DUBLIN (Reuters) – Ireland began its COVID-19 vaccination campaign on Tuesday by giving a dose of the Pfizer/BioNTech vaccine to a 79-year-old woman at a hospital in Dublin, the health service said, as coronavirus cases surge in the country.
Annie Lynch was the first person in the country to receive the vaccine at Dublin’s St James’s Hospital, it said. Health staff and patients at four hospitals were also vaccinated.
“Today is a new day. It marks a new chapter in our fight,” Health Minister Stephen Donnelly told RTE Radio.
Donnelly said Ireland expected to vaccinate all 75,000 people who live or work in nursing homes and tens of thousands of other health workers by the end of February.
A senior official earlier on Tuesday said Ireland may be able to provide a COVID-19 vaccine to everyone in the country who wants one by August in a “fairly positive scenario” that would depend on the timing of approval of other vaccines.

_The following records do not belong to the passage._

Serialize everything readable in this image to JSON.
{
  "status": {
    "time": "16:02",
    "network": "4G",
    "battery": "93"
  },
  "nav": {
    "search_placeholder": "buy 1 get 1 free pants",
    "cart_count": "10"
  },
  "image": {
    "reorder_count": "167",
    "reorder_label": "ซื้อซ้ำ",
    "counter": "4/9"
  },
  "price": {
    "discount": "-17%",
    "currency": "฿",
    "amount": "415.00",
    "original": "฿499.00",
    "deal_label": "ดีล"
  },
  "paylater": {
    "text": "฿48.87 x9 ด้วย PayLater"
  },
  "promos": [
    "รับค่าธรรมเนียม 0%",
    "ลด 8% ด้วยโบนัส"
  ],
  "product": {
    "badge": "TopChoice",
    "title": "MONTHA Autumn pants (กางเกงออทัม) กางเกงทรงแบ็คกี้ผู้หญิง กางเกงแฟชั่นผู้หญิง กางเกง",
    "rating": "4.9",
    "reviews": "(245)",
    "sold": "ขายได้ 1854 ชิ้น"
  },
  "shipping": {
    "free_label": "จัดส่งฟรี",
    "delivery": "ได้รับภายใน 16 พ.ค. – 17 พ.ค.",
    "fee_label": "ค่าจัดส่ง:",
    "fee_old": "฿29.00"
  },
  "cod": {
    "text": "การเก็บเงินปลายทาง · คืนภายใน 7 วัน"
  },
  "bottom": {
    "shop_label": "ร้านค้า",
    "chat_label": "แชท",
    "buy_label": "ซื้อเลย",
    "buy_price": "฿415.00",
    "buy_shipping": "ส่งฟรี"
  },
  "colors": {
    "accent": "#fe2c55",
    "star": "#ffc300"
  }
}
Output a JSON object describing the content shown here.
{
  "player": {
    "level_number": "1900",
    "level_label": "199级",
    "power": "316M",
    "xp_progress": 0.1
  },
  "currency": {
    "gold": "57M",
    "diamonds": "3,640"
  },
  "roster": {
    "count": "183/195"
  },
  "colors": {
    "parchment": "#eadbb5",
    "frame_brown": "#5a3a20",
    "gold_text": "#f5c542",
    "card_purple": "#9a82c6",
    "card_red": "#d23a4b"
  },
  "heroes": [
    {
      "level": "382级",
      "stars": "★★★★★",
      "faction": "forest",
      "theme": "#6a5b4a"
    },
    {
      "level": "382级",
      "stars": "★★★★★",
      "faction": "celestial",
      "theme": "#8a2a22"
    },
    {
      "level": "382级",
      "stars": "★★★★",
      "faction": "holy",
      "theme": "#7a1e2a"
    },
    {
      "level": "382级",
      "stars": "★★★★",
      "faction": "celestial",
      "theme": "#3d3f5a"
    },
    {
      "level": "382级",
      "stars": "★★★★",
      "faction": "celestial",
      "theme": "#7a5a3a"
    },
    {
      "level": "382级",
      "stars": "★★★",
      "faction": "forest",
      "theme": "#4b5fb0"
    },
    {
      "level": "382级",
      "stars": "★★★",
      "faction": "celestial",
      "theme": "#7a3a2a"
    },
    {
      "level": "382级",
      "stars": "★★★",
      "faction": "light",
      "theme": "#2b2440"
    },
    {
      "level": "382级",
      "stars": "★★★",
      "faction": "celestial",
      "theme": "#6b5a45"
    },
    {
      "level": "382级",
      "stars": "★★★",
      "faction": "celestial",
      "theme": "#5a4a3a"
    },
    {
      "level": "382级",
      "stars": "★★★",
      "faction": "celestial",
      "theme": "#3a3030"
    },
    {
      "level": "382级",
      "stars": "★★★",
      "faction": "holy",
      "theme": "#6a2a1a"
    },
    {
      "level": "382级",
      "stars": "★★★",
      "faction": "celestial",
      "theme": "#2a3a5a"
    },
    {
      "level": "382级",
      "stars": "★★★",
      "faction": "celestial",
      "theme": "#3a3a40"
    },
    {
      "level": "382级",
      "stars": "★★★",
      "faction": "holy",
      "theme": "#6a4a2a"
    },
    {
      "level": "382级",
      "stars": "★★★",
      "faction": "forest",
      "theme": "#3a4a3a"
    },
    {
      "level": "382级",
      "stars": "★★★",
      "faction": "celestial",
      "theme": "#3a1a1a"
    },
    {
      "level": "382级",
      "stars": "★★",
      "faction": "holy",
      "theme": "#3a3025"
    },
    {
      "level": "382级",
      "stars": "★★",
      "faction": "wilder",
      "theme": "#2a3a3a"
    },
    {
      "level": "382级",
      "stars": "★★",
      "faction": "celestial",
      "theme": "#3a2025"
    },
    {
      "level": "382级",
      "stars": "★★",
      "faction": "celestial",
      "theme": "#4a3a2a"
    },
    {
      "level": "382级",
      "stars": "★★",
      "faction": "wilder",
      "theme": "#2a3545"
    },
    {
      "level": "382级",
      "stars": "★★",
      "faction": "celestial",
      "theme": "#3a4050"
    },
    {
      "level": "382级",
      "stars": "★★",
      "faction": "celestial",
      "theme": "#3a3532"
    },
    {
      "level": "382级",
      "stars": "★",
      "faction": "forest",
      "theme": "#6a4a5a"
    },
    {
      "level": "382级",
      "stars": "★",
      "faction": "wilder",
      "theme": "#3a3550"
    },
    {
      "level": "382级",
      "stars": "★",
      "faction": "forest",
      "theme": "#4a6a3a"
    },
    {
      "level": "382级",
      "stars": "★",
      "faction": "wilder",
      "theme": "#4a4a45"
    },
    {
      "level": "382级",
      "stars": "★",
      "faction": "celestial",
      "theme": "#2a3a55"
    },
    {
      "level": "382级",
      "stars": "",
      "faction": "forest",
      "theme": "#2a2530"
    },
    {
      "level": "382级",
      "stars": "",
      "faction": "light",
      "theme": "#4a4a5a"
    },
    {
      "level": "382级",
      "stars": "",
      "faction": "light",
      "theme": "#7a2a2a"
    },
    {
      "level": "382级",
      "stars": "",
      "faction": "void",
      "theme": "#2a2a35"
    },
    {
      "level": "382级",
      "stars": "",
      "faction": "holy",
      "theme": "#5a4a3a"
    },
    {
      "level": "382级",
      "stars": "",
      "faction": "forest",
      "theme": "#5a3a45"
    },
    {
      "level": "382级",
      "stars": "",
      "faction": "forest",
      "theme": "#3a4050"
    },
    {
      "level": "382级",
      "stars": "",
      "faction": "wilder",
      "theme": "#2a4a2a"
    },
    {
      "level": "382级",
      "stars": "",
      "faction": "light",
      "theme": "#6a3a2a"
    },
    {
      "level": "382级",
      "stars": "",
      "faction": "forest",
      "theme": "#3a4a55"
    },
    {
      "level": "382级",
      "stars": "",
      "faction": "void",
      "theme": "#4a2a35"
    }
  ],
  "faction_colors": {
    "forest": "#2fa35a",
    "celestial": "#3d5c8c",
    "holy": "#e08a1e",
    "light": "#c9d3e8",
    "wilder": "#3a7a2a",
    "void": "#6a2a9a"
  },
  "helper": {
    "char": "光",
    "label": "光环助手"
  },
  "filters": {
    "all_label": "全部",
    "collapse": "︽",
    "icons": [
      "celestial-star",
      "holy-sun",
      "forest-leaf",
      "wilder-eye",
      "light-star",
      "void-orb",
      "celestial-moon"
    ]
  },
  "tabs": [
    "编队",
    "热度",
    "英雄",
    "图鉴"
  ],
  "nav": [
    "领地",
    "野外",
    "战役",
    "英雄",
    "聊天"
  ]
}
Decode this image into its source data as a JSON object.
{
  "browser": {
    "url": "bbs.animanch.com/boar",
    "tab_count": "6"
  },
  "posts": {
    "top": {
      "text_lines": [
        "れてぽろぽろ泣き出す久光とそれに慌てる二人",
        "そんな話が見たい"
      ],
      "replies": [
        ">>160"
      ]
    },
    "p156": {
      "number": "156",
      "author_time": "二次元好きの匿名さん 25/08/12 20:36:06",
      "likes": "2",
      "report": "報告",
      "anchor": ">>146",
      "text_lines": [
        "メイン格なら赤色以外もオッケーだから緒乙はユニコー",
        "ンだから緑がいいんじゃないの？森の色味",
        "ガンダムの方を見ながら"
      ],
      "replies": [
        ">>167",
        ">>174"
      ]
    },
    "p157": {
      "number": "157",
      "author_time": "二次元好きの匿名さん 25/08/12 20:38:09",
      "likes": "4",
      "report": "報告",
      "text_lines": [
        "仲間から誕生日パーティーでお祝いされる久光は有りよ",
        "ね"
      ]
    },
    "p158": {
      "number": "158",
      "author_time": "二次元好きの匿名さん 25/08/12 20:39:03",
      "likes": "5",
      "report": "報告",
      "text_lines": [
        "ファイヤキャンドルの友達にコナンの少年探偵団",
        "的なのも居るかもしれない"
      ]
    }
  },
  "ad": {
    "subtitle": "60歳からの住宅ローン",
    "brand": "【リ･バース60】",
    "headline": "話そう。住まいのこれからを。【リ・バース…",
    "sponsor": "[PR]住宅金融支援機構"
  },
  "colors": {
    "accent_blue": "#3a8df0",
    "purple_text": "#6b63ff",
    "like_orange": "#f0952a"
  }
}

The seven-day average number of daily cases of the novel coronavirus has tripled in Ireland to almost 1,000 over the last two weeks, after restrictions were eased in the run-up to the Christmas holiday.
The government has since closed restaurants and is to meet on Wednesday to consider additional restrictions.
It also brought forward the vaccine programme by a day following criticism it was acting too slowly after receiving the first doses of the Pfizer/BioNTech vaccine on Dec. 26, as part of a coordinated European Union-wide roll-out.
A total of 86,894 have been infected in Ireland since the start of the COVID-19 pandemic and 2,205 people have died as a result, Health Ministry data showed on Monday.